A firewood box is used to store firewood near your heat source so you can easily stoke the fire without running to get wood all the time.
The concept of a storage box is pretty simple; it's a box used to store firewood.
They're commonly used inside the home, but they can also be used outside if they're built to withstand the weather.
If you burn firewood as your main heat source, you're going to go through quite a bit of wood since you're keeping a constant fire going 24 hours a day.
If there's one general rule to burning firewood, it's making the process as easy as possible, and a good quality box definitely helps.
What are the advantages of having a box to store your firewood?
Here are a few things to consider when placing your firewood in a box, rather than just piling it up on the floor.
Convenience Of Storing Firewood In A Box
Having a days worth of firewood stored within arms reach of your wood stove or fireplace can be really convenient, especially in the middle of the night when the fire needs to be tended.

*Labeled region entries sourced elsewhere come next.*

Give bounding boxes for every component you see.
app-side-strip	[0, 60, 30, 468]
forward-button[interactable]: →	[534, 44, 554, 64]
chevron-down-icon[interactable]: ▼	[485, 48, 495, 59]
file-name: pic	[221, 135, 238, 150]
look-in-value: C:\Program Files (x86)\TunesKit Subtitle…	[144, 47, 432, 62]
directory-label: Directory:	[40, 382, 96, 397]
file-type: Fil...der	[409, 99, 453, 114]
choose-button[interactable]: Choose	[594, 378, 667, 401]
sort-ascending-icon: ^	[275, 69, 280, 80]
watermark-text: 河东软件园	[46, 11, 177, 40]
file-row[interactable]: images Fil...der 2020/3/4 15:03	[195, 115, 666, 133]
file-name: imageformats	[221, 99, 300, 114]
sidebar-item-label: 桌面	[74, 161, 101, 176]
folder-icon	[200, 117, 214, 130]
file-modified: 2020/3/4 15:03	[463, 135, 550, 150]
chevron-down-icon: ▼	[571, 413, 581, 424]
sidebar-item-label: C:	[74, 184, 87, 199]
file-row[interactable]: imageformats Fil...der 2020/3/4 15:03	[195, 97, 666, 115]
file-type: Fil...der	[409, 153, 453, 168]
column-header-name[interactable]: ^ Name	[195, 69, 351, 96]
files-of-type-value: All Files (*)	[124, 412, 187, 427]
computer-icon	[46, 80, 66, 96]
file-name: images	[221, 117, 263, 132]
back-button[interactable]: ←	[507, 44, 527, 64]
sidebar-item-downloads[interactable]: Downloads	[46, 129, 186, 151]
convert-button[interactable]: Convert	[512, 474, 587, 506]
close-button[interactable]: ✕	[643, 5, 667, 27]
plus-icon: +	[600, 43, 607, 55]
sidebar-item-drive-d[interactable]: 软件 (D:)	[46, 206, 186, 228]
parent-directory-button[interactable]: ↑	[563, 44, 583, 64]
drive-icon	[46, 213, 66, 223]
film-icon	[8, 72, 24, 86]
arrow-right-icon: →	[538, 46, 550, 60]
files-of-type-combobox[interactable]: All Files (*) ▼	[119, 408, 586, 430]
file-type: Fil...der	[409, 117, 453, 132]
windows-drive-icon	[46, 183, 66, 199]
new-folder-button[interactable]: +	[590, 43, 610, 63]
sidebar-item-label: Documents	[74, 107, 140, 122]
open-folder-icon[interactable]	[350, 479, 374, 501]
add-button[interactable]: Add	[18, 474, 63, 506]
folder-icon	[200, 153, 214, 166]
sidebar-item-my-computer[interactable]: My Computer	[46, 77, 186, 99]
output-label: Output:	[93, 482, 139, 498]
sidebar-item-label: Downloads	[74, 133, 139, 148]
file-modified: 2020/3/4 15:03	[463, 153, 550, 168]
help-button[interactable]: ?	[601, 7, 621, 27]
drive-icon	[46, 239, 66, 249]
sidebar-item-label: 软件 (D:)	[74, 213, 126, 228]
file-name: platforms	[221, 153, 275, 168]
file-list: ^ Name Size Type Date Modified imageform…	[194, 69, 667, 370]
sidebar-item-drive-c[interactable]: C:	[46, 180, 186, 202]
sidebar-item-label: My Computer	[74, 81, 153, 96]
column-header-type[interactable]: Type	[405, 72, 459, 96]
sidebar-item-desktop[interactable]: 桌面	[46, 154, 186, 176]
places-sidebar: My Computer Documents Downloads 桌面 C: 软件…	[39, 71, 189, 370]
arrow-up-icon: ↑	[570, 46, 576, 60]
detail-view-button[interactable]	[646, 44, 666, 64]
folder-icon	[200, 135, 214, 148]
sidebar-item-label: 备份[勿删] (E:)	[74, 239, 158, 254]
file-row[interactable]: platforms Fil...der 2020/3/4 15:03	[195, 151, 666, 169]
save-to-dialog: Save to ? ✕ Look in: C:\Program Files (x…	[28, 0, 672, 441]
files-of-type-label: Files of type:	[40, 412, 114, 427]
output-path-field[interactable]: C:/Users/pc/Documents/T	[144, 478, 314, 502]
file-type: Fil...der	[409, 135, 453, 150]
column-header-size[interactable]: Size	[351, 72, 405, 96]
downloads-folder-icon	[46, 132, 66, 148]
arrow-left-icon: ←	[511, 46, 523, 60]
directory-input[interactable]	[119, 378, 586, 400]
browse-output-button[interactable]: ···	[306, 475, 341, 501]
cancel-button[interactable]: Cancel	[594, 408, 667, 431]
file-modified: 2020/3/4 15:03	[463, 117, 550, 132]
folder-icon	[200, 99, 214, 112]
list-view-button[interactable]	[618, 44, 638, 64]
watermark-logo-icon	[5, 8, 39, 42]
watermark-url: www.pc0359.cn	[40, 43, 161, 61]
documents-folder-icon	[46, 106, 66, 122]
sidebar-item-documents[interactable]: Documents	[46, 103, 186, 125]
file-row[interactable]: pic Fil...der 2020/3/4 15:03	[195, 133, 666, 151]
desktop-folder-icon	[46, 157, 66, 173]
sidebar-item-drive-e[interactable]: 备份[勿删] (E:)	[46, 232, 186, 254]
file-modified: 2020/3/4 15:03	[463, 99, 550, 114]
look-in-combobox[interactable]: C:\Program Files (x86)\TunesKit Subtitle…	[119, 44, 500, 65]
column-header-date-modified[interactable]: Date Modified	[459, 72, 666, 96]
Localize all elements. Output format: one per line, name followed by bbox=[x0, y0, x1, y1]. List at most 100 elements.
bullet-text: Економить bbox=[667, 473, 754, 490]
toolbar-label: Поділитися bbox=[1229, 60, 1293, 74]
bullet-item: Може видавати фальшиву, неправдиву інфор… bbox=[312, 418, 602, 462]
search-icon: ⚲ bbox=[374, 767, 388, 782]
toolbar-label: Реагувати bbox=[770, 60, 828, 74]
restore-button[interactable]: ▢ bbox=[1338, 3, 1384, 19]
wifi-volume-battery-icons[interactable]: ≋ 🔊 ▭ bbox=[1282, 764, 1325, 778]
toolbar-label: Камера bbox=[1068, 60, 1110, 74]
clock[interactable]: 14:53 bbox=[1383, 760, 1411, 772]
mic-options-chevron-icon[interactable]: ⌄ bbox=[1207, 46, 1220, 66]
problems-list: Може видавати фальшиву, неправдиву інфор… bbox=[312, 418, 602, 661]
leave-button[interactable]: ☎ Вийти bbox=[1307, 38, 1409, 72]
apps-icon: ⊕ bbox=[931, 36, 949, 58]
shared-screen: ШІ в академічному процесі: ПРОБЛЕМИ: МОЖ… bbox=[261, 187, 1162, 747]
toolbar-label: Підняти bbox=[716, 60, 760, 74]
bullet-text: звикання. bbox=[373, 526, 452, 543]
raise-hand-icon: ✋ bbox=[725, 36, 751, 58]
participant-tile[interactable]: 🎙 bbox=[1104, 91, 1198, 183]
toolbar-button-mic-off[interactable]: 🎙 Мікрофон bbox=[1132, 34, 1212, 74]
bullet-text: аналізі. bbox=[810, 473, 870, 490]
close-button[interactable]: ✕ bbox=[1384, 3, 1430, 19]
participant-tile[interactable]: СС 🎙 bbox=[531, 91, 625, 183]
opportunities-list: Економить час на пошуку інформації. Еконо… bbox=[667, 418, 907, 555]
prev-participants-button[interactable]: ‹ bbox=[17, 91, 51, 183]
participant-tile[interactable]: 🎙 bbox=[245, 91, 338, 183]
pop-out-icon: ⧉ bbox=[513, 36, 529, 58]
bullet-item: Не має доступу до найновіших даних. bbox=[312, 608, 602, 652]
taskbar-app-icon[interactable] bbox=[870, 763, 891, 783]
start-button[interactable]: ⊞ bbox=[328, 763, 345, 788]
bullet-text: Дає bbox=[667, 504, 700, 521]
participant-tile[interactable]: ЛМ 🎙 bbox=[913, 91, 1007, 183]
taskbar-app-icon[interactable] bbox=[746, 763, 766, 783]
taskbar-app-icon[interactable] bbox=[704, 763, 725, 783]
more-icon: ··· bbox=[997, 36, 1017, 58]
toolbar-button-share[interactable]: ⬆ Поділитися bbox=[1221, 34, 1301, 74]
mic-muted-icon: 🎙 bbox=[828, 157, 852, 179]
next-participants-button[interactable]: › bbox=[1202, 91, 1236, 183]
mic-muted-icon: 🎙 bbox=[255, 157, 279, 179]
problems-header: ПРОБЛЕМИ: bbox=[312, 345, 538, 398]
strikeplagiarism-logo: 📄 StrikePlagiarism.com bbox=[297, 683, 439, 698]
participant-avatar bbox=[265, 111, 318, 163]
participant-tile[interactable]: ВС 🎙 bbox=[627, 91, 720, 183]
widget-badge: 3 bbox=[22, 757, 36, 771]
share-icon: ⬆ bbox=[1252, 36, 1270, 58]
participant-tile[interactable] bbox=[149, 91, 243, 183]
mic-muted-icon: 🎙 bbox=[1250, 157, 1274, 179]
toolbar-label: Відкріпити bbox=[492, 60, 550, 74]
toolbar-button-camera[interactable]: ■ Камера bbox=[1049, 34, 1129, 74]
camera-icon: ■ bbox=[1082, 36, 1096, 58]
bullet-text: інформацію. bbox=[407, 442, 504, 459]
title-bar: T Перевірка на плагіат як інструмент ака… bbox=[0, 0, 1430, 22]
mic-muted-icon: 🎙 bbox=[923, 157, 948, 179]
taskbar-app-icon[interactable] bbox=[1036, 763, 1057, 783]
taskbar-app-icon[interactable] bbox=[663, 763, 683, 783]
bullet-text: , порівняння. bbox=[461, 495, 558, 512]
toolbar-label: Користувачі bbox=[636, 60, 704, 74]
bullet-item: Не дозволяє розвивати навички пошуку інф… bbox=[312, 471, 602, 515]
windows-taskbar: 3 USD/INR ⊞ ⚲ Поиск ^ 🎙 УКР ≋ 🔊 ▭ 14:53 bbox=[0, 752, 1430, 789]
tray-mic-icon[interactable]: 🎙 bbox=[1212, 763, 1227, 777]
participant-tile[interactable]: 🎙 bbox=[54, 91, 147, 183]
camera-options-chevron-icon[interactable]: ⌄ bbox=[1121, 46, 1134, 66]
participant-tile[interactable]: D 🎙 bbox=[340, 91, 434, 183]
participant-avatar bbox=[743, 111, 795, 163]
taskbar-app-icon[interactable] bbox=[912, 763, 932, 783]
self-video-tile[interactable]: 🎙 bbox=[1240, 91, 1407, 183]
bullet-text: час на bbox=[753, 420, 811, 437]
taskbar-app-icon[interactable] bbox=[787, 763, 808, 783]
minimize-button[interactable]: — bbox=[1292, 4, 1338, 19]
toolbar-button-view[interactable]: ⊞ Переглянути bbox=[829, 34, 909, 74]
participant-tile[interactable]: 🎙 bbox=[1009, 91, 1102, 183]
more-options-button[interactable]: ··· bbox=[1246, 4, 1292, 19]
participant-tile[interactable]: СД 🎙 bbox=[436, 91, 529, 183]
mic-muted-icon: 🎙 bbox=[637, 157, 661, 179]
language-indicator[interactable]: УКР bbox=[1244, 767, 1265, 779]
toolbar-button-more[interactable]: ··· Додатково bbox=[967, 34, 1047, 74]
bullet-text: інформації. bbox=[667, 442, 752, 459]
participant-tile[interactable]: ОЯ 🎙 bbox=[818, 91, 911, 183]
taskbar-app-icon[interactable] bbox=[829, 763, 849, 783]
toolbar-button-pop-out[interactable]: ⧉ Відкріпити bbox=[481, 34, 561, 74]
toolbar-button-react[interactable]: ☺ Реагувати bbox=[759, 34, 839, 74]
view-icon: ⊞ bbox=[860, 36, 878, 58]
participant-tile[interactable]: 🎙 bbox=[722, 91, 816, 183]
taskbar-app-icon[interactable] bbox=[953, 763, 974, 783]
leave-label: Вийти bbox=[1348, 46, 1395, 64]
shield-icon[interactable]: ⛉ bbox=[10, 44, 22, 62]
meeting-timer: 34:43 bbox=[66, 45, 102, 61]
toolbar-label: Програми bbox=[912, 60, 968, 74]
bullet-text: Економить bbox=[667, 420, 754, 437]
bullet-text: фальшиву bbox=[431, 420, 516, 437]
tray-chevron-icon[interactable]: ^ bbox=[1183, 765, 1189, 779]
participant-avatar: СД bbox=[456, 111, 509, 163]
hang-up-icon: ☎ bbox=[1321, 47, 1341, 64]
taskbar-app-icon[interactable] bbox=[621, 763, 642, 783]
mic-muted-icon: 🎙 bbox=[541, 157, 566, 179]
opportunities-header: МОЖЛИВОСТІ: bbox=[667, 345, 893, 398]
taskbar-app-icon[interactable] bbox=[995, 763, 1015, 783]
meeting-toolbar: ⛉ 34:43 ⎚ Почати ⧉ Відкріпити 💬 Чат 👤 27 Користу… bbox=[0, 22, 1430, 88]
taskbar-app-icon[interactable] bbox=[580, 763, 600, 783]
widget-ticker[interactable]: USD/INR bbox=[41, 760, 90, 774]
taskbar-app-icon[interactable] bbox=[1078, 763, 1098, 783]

Just think of the hassle it can be to get up in the middle of the night, go outside in the snow (depending on where you live) and grabbing an arm full of firewood for the fire.
Not exactly what most people would consider fun.
Having a box near the heat source will eliminate the need for several unnecessary trips.
Keeping It Clean
A storage box will keep the wood debris and dirt in one place......inside the box and not on your floor.
Using a storage box will help prevent bugs and dirt from falling everywhere.
Let's face it; firewood can be messy.
Having wood chips and dirt spread out around the fireplace or wood stove can be frustrating.
Store your wood in a storage box to help keep things clean.
A storage box also looks nice.
A homemade storage box can be built to match the homes decor, making it look much more appealing than a pile of wood.
A decorative box can help hide your firewood and add a little character to your home in the process!
Pest and insects can be transferred into the house; the same way you are advised not to store wood near your home.
Storing large amounts is discouraged.
Instead, a wood rack would be more convenient as it holds only a day's supply.
Firewood boxes can provide a good hiding place for animals such as mice and snakes looking for a warm place to hide for the winter.
You can either build your own box or buy one from a local store.
If you are fairly handy with tools and construction, building your own firewood box can be pretty simple.
It's up to you how involved or decorative you want the box to be.
Most homemade storage boxes are made out of plywood, but you can use anything lying around your shop.
Old barn wood.....deck boards.....rough sawn lumber?
Make it as creative or simple as you like!
The exercise of firewood splitting does not have to be tiresome.
Starting with the right tool makes a huge difference, followed by the right technique.
A fire inside a fireplace or wood stove is not only memorable, it's also vital for keeping your home heating bills under control.
To keep such moments uninterrupted, having enough firewood close to the fireplace or wood burning stove is essential.
This makes it important to learn the best wood splitting techniques, so the firewood sits properly inside the box.
A standard axe, which may seem suitable for log splitting, is not the best tool of choice.
However, it is good for tree cutting and small wood chopping because the head of the axe is designed to chop the wood fibers as opposed too splitting them apart.
For log splitting, a maul would best fit the task due to its heavier weight and broadhead.
A prying triangle or wedge can come in handy while dealing with branch notches from the tree or tough fibers.
For better burning, you need to split the logs.
Smaller pieces of wood just burn better and hotter, which reduces creosote buildup on the interior of your chimney walls.
I highly recommend setting up a chopping block to split your wood on.
A wide-leveled stump of a tree or a wide wood chunk can serve as the chopping block.
This minimizes the chances of damaging the maul and maximizes effectiveness.
The chopping block not only absorbs each blow's force but also provides a driving surface for the blade after splitting the log.
To avoid having to pick the log after every miss, several small logs or one large one is placed together, inside a tire opening and set on your chopping block.
This is also helpful in back stress reduction.
Determine a weak spot on your log, usually where the wood is splitting naturally.
Strike it first for an easy cut.
If there is no weak point, aim straight down the middle.
Success hinges on the swing’s sheer velocity and proper placement, contrary to the common belief about brute force.
Spread your feet shoulder width apart, face the log and place your maul on the hitting spot while ensuring your arms are extended fully.
Taking half a step back, raise your maul over your head, bending your elbow, bring down the maul focusing on splitting the wood.
If, after a few mauls strikes, your log is still too thick for splitting or has knots, insert a splitting wedge.
Using a sledgehammer, drive in the splitting wedge to widen the split.
If it does not work, add another wedge on the opposite side to create another splinter.
Whether you build your own box or buy one from the store, a firewood storage box can be vey useful.
Although they are not necessary to heat your home, having one will make the process much more enjoyable.